Мой довод, что силой любви можно добиться многого, он отмел:

— Этот человек не может измениться, он всегда будет таким. — И настоятельно предупредил меня: — Если вы с ним не расстанетесь, то постоянно будете находиться в опасности, это как кирпич, который во время прогулки неожиданно может упасть вам на голову.

Не в силах больше выносить подобные разговоры я запретила возить меня на лечение к Шульцу, начала испытывать к нему неприязнь. Его слова стали для меня настоящей мукой. Несмотря ни на что, я была все еще слишком сильно привязана к Петеру.
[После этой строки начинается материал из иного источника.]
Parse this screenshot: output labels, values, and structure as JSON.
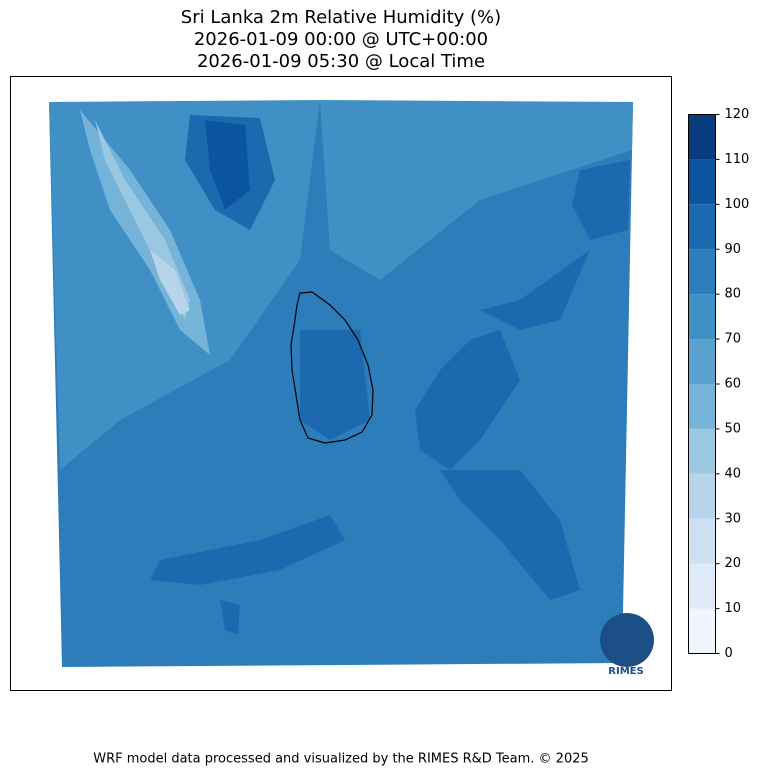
{
  "title": [
    "Sri Lanka 2m Relative Humidity (%)",
    "2026-01-09 00:00 @ UTC+00:00",
    "2026-01-09 05:30 @ Local Time"
  ],
  "colorbar": {
    "lim": [
      0,
      120
    ],
    "ticks": [
      0,
      10,
      20,
      30,
      40,
      50,
      60,
      70,
      80,
      90,
      100,
      110,
      120
    ],
    "colors": [
      "#f0f6fd",
      "#deebf7",
      "#cde0f1",
      "#b7d4ea",
      "#9ac8e0",
      "#76b3d8",
      "#5aa1cf",
      "#4090c5",
      "#2d7dbb",
      "#1c69b0",
      "#0b55a0",
      "#083c7d"
    ]
  },
  "logo": "RIMES",
  "footer": "WRF model data processed and visualized by the RIMES R&D Team. © 2025"
}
Последовал период полной пассивности, череда депрессий. Меня послали в горы — они уже часто приносили мне исцеление. Вместе со своей сотрудницей, фрау Петерс, я поехала в Цюрс близ Арльберга, где знала каждый заснеженный косогор. Но кататься на лыжах в моем состоянии было невозможно. Укутанная в одеяла, я безучастно лежала в шезлонге. Еще не законченные съемки «Долины» перенесли на неопределенное время — пока не освободится большой павильон. А для сцен с быками для корриды, снять которые можно было только в Испании, мы еще не получили разрешения. Нас всячески обнадеживали и просили подождать до лета. Некоторых моих сотрудников, например, оператора Беница и руководителя съемок Фихтнера, временно направили в другие фирмы, производившим фильмы на важные военные темы.

вернуться

332

Шульц Йоханнес Генрих (1884–1970) — немецкий психотерапевт, изобретатель метода аутогенной тренировки, по словам Фрейда, «наиболее читаемый из немецких психиатров». Сторонник эвтаназии. Проводил в нацистских лагерях различные эксперименты с гомосексуалистами с целью преобразования их в гетеросексуалов. После войны также пользовался большим авторитетом.